After interviewing more than 400 people, including a range of experts, Barb concluded that midlife is often misunderstood and that, in fact, current research offers much good news. For example, her book describes how:

• We get happier. There is evidence, including a massive 2008 study, that the happiness curve is U-shaped. Typically, Americans' sense of well-being reaches a low point during their mid-40's, then they cheer up in their 50's and continue to grow happier through their 70's.

• Your brain can keep growing. While your memory and some brain processes may start to deteriorate before you are even 30, in some ways you can keep getting smarter well into old age. If you challenge yourself with activities that are both new to you and complex, your knowledge, expertise, wisdom and ability to navigate life can continue to expand. And if you keep up your physical exercise, like walking, you can increase the area of your brain associated with memory.

• Variety is the spice of married life. While there is an increasing trend of middle age divorce, it doesn't have to be that way. One secret to escaping the "Gray Divorce Revolution" is to keep your marriage fresh by adding novelty to your routine. Barb and her husband tested this advice by renting an RV and taking a trip down the Blue Ridge Parkway. It's not the novelty everyone would choose, but for them it seemed to be a lot of fun. Another key to avoiding the marriage slump is for you and your spouse to consistently think of yourselves as team.

"Life Reimagined" is not a how-to book, but it contains much insight, learning and good advice. In particular, it may inspire you to:

• Work on friendship. Research demonstrates that having friends can increase your life span. Middle age can be a lonely time, and people with few friends are more likely than connected people to die from any number of maladies. On the other hand, there's much evidence that highly resilient people tend to have very good social networks. Having friends can boost your health, preserve your memory, support your career and ease the aging process.

• Give back. Setting your sights on immediate gratification soon becomes unsatisfying. The thrill of a short-term pleasure, like a new dress or a great dinner, fades away quickly and soon you feel needy again. Healthy middle age is marked by the development of what psychologists call "generativity." That occurs when we stop focusing on acquiring and begin to invest outward. We may want to become active in the community, nurture the next generation or support a cause. It can make you feel wonderful when you find a way to give something of yourself.
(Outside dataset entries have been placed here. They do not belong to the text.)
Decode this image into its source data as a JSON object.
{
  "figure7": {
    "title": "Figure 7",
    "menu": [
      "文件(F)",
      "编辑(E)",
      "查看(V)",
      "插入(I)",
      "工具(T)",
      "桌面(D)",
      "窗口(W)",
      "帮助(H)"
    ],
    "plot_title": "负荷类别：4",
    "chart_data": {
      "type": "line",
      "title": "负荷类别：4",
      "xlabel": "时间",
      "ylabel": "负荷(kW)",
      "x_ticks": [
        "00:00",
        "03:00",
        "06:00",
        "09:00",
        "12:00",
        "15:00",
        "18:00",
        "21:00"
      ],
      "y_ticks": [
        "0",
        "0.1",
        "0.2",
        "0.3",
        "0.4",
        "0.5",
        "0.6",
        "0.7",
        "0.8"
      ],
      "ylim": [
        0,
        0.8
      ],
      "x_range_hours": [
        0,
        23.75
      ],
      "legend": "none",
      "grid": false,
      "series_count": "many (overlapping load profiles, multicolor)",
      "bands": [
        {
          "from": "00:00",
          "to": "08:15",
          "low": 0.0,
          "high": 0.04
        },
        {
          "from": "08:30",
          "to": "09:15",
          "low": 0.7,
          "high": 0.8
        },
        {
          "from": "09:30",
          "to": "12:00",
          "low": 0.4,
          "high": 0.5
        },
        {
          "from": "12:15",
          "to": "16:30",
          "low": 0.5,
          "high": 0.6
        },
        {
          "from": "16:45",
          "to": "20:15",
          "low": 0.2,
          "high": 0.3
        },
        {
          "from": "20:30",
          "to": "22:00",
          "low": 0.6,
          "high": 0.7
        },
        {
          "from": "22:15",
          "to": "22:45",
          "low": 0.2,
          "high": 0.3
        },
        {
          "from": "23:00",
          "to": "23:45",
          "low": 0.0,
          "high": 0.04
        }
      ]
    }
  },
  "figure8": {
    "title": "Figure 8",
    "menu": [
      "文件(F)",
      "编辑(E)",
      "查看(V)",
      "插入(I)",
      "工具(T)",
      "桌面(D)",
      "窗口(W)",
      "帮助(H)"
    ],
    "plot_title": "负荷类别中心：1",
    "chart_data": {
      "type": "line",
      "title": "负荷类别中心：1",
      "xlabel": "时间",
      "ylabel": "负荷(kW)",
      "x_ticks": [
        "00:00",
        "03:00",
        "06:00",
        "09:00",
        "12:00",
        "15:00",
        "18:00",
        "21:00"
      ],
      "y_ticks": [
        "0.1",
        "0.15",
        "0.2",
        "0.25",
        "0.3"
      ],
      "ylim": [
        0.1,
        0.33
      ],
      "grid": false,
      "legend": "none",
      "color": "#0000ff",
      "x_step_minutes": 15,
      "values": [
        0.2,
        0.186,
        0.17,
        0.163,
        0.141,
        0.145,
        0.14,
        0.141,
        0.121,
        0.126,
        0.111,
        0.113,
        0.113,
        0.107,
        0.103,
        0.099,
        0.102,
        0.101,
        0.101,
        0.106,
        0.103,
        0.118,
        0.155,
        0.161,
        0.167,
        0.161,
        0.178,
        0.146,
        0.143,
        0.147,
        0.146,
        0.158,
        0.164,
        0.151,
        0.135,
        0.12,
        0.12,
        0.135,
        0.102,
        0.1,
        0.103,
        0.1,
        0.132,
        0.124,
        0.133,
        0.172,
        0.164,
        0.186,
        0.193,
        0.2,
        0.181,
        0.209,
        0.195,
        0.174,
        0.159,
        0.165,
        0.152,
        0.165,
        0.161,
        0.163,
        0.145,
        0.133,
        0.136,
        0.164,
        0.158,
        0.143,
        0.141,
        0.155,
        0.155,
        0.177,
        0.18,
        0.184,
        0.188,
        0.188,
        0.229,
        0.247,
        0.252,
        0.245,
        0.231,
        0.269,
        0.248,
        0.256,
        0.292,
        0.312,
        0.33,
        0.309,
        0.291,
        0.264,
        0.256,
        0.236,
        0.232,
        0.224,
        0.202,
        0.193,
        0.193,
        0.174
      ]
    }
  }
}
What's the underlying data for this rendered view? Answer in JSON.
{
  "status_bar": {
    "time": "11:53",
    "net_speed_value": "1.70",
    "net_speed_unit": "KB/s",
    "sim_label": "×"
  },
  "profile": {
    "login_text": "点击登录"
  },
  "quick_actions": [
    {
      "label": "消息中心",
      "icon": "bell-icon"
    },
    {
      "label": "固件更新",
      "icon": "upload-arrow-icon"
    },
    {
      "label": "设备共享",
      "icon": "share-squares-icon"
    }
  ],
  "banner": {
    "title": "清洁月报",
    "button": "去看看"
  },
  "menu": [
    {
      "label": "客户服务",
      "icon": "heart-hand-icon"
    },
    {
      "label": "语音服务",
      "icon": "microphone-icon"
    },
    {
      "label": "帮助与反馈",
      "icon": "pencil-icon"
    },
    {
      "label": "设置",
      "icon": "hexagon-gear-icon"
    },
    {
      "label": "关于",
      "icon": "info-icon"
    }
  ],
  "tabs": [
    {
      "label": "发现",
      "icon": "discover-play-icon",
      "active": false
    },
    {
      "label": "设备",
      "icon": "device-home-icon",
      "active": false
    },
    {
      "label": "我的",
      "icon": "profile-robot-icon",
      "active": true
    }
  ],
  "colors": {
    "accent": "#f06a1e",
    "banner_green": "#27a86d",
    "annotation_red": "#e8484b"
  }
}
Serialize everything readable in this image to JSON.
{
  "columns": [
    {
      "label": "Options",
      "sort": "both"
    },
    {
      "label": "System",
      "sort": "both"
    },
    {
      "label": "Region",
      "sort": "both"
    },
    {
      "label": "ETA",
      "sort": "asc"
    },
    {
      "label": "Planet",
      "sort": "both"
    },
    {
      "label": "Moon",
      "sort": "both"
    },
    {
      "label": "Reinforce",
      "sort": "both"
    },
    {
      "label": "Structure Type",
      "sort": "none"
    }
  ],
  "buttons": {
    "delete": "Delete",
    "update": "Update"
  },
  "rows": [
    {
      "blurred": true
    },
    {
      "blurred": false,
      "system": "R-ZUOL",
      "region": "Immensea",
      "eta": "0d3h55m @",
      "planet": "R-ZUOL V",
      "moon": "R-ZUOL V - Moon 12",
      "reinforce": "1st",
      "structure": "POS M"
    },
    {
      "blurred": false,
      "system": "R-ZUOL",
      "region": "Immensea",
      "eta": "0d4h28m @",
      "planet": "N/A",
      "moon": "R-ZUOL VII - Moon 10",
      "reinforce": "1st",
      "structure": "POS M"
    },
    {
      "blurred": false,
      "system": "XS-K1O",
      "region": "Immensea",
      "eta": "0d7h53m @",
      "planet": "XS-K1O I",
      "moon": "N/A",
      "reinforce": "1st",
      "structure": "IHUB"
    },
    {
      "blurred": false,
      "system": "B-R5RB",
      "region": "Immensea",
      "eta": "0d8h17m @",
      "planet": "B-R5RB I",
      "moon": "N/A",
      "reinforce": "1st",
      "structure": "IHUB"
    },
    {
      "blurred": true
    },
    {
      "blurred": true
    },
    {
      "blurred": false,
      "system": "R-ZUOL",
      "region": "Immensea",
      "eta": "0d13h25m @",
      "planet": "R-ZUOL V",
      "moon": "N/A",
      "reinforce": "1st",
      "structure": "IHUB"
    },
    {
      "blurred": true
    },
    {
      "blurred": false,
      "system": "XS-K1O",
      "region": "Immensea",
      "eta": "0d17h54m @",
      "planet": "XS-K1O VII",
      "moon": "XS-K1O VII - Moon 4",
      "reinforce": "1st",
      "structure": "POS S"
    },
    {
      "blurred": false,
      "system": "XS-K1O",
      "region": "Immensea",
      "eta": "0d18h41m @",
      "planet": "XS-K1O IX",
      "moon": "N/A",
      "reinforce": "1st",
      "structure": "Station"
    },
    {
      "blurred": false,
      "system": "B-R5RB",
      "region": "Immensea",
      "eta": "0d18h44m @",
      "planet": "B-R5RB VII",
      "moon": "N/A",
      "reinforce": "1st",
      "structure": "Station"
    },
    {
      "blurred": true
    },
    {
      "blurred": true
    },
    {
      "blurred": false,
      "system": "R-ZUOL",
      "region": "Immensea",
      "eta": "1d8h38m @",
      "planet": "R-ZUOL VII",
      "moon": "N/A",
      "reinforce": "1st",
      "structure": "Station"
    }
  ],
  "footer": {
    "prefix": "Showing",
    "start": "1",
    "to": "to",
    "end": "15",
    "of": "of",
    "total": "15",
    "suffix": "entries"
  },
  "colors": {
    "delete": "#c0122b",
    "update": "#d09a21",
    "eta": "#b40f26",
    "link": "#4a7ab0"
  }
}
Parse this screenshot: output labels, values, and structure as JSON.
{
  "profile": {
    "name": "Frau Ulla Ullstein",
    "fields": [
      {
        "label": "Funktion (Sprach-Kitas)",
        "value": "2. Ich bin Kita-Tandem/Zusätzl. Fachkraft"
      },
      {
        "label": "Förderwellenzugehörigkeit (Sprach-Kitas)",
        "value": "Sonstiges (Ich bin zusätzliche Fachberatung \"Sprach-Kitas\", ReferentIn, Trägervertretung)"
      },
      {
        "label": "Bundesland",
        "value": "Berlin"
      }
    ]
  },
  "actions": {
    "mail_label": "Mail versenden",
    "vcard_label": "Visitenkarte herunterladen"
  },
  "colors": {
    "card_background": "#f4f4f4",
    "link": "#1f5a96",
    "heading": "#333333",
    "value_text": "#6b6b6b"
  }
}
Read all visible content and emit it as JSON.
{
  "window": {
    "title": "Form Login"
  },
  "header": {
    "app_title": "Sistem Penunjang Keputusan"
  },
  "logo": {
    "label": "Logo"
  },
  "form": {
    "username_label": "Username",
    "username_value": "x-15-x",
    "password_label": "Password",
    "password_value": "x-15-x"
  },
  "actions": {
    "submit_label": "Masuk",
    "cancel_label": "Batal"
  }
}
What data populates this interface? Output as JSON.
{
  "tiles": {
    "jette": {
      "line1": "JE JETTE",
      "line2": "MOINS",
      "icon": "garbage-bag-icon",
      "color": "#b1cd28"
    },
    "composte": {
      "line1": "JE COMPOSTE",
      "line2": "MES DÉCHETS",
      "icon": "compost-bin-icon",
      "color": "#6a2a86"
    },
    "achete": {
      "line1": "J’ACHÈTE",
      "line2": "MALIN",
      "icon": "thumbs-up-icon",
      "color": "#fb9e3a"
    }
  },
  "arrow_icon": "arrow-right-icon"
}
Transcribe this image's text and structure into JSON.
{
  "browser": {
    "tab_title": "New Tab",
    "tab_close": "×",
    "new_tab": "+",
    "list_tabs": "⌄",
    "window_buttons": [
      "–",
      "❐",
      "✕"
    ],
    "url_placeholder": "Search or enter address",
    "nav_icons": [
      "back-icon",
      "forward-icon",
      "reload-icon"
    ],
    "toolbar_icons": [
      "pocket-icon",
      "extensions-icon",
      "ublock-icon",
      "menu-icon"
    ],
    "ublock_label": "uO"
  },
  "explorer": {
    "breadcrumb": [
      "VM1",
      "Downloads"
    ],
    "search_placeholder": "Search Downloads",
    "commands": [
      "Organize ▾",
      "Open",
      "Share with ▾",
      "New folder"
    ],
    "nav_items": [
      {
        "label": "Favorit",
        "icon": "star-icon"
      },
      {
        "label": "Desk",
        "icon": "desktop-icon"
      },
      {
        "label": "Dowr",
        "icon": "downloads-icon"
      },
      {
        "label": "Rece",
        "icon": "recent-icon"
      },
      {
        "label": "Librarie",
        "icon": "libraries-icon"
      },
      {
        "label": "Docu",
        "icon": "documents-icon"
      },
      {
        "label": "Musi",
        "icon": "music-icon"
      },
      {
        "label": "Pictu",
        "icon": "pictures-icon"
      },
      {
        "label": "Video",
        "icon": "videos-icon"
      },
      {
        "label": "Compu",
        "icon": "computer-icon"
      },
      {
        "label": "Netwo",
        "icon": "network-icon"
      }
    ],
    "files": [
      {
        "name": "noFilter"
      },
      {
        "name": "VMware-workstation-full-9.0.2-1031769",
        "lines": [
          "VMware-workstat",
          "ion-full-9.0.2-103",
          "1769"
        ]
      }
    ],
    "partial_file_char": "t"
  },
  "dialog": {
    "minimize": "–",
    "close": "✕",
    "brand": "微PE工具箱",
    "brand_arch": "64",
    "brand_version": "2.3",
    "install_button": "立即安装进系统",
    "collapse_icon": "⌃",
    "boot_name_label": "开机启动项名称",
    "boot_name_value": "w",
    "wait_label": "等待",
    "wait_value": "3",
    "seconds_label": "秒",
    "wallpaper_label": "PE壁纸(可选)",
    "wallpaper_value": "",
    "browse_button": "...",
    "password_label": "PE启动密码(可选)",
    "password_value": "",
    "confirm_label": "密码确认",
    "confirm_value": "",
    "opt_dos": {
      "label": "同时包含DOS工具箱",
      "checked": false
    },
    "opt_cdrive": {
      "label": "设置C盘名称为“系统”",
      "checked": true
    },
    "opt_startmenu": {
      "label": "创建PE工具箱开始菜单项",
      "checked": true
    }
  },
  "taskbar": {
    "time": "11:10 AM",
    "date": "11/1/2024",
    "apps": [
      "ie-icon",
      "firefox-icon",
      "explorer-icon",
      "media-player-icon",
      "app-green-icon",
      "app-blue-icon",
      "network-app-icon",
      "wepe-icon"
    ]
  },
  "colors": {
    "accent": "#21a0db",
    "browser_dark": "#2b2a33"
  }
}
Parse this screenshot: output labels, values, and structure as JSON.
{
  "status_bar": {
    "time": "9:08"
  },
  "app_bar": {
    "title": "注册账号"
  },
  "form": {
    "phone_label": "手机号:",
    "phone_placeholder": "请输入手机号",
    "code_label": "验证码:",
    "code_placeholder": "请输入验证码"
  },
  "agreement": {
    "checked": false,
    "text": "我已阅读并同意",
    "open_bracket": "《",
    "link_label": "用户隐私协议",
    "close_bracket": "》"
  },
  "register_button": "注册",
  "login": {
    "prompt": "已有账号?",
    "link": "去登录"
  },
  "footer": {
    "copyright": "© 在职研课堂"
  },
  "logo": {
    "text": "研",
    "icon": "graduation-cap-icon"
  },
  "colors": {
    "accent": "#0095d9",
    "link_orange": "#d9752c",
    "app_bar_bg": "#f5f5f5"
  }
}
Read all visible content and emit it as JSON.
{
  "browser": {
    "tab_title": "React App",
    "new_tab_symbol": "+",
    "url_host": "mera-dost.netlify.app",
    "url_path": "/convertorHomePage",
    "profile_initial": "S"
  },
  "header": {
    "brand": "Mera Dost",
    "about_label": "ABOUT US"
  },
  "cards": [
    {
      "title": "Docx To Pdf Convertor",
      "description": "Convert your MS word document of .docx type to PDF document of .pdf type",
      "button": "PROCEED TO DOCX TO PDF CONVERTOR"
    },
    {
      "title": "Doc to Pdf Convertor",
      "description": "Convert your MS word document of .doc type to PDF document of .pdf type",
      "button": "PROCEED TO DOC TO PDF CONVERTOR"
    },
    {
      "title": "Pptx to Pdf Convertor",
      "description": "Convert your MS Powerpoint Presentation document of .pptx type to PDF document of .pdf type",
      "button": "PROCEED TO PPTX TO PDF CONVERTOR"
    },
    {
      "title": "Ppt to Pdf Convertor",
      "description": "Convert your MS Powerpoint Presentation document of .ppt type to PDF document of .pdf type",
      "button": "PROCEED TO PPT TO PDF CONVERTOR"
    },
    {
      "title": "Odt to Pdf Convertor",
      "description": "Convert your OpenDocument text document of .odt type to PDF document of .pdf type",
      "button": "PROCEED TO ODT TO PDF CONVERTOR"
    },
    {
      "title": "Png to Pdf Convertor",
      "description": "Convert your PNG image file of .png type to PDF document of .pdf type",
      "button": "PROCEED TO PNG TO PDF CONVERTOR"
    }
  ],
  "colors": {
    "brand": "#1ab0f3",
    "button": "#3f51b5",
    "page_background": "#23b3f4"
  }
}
I had the pleasure to spend time with Barb as she worked on her concluding chapter, on the meaning of work. She wanted to observe a career transition through the lens of executive coaching. We recruited Nancy Augustine, an accomplished 48-year-old visiting professor at George Washington University, to be my client. At the start, Nancy said, "I don't want to coast through the rest of my life." But at the time she felt stymied and didn't know what she wanted to do next.

Over the course of six sessions, Nancy tweaked her career, finding a more satisfying role at the university and at the same time launching a consulting business. Hagerty was surprised at how well things worked out for Nancy, even without sweeping change. Nancy said, "I think a lot of it is just being clear about what I'm good at and what I want to see happen."

Barb described the process as "progressive fine-tuning." She wrote, "Anecdotes in the media are often this neat, but life rarely is...I think this is how Nancy and Bev charted Nancy's future. No dramatic swings; Nancy is not leaping from law to dog therapy. She is just making tiny adjustments within the areas she excels at and loves - education, research, management, the environment, consulting -- and bit by bit, she nears her mark."

Barb concludes that, "Pivoting on your strengths beats starting from scratch." As she conducted research and watched Nancy, Barb pivoted in her own career, leaving her full-time job at NPR to combine long-term journalism projects, like this terrific book, and special radio reports. You can hear Barb's account of Nancy's coaching experience, and some of her own career adjustments, in the NPR report, "Care For a Career Change-Up? These Stories Are Proof It's Never Too Late."